On Tuesday, DeepMind released a preprint on “Open-Ended Learning Leads to Generally Capable Agents,” outlining its initial efforts toward training an agent capable of playing a variety of games without relying on human interaction data. The team built a large training environment called XLand, that produces multiplayer mini-games within stable, “human-relatable” digital 3D scenarios on its own. This environment enables the development of new learning algorithms that dynamically control how an agent learns and the games on which it trains, allowing for the mass training of AI agents to do tasks of variable complexity.
The objective behind creating XLand is to overcome the limitations of training artificial intelligence models (and robots) using reinforcement learning. The reinforcement learning algorithms learn how to do things by synthesizing input from a huge dataset, identifying patterns, and using those patterns to generate educated guesses about fresh data. Simply put, the algorithm learns to make a series of decisions depending on the feedback it receives from its computational environment. A reinforcement learning model is rewarded for generating good predictions and punished for producing bad ones. Over time, it arrives at the optimal solution by attempting to maximize the cumulative reward.
However, the problem with this form of training is that the models are generally trained in a limited set of scenarios. Hence, if the same models are presented with a slightly different set of environments they may struggle to adapt to these environments nor produce satisfactory outcomes.
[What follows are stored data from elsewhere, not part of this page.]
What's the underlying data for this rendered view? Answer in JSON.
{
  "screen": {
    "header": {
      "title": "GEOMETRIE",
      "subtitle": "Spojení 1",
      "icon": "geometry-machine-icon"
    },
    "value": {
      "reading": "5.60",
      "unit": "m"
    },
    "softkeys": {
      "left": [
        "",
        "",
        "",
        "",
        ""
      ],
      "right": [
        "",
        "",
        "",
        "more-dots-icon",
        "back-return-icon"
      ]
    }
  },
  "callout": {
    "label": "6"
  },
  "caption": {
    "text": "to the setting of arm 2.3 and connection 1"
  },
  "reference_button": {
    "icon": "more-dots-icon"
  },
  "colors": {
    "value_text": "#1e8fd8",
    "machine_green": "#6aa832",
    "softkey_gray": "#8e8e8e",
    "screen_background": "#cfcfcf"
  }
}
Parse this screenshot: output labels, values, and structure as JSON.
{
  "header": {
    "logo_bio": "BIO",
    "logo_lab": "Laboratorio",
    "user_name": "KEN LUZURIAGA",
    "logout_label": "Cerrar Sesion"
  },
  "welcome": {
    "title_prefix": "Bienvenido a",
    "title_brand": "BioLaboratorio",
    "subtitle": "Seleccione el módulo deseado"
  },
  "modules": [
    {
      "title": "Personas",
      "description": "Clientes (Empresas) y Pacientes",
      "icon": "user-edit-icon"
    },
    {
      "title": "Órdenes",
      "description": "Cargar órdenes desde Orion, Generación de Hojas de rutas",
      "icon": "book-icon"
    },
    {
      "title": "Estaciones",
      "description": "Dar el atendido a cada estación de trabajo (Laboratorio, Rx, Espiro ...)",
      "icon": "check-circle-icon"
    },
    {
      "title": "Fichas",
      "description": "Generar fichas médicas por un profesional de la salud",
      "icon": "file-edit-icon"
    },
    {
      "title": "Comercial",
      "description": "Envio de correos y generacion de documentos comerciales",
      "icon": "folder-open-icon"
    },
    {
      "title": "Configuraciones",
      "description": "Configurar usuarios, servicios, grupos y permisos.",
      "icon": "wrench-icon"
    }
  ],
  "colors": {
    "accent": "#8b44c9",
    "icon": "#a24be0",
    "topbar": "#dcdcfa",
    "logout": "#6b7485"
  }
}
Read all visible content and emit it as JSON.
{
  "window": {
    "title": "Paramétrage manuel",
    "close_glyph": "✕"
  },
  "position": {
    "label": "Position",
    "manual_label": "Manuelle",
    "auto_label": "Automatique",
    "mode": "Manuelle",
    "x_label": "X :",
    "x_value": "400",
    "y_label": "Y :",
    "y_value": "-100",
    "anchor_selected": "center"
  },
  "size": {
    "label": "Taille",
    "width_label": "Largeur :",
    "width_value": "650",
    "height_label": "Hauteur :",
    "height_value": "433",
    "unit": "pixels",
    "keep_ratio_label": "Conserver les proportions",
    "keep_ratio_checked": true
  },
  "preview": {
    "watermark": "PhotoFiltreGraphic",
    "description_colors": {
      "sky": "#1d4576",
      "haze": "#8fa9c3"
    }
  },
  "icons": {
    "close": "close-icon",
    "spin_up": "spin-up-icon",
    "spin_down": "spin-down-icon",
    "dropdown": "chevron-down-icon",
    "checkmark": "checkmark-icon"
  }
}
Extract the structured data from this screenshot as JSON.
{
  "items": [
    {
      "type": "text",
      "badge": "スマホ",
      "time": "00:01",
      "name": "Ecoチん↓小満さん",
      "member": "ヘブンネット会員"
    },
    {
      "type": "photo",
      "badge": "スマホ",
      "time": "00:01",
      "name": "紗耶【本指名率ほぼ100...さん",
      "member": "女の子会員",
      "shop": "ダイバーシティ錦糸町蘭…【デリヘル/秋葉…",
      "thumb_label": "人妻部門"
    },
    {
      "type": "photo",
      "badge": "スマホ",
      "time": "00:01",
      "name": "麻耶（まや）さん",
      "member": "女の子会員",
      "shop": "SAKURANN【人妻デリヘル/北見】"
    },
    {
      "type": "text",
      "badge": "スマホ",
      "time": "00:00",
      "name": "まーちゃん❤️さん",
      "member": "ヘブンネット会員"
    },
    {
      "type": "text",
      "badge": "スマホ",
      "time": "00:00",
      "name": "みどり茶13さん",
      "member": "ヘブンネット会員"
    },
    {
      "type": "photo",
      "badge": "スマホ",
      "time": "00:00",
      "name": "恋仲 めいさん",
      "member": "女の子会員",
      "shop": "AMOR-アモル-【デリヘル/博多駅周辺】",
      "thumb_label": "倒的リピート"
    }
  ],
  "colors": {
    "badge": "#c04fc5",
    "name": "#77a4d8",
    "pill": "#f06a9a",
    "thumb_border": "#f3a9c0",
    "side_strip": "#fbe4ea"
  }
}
Therefore, rather than training agents to do a narrow set of activities, the DeepMind research team has discovered a universe of scenarios that may be produced procedurally. Each AI player’s aim is to maximize prizes, and each game determines the players’ unique awards. Deepmind also used population-based training (PBT) to prevent training dead ends. Population-based training is a neural network training approach that allows an experimenter to quickly select the optimum collection of hyperparameters and models for the job.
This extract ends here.